I don't know what you mean with "kinetic energy relative to the center of mass frame"
What is asked is the kinetice energy in the center of mass frame, which is just
$$(1/2)m_1 {v_1}^2 + (1/2)m_2 {v_2}^2$$
for each object, where v1 and v2 are the speeds in the center of mass frame.

you need to convert this to an expression only P1, m1 and m2[/QUOTE]

Since v=p/m, i would just substitute that in for the velocities in the kinetic energy equation you listed right? doing this still wouldn't give me the book answer, so there must be something else.

 

[willem2]

Since v=p/m, i would just substitute that in for the velocities in the kinetic energy equation you listed right? doing this still wouldn't give me the book answer, so there must be something else.

It won't give you the book answer because it's wrong.

 

[nlsherrill]

It won't give you the book answer because it's wrong.
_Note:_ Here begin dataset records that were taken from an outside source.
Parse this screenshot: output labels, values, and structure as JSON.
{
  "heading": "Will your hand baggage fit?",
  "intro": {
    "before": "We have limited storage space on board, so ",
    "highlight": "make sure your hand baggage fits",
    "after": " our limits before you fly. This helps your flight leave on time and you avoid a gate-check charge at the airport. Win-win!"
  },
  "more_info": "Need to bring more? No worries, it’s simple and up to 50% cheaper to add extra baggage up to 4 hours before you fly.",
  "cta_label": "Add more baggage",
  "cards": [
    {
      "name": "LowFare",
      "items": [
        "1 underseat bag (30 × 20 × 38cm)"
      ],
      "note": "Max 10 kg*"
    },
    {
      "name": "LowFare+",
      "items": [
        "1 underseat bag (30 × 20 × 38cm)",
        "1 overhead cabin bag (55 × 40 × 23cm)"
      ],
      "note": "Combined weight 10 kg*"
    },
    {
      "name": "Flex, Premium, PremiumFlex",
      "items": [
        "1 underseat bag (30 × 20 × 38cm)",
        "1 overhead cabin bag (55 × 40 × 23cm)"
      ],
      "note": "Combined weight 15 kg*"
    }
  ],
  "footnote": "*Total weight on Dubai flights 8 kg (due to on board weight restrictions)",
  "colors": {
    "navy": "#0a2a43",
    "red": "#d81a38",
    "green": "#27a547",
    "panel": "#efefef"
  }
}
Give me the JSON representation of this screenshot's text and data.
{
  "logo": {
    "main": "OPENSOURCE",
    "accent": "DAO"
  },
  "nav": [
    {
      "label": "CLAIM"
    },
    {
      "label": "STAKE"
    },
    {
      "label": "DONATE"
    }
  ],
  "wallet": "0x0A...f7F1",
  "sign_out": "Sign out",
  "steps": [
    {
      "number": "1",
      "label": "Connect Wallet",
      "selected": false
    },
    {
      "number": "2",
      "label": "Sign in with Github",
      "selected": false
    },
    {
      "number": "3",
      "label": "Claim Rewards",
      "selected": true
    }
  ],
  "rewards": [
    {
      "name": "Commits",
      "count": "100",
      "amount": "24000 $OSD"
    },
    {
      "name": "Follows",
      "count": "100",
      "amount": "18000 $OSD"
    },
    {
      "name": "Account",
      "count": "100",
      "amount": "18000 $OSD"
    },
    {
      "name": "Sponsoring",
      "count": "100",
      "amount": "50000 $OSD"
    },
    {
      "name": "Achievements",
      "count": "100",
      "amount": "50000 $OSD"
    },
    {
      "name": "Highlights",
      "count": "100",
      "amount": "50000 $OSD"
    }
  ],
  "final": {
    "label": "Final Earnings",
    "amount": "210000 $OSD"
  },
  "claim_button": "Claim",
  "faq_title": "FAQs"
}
My answer would be wrong? You indicated that getting the kinetic energy of the system equation in terms of only m1, m2, p1 was what you do, and to do that you have to get rid of velocity which is easy? Now I am even more confused.

edit: sorry I reread your earlier response. You believe the book answer for part a) is incorrect, and so do other students in my class, so I hope the way you told me was the correct way. thanks for your help.

 

[willem2]

My answer would be wrong? You indicated that getting the kinetic energy of the system equation in terms of only m1, m2, p1 was what you do, and to do that you have to get rid of velocity which is easy? Now I am even more confused.

The book answer, this: Ki=Kf=P1^2/2(m1^2 +6m1m2 + m2^2/m1^2m2 + m1m2^2)

is wrong.

 

[nlsherrill]

The book answer, this: Ki=Kf=P1^2/2(m1^2 +6m1m2 + m2^2/m1^2m2 + m1m2^2)

is wrong.

okay yeah sorry I read your earlier post wrong. thanks for your time/help/patience.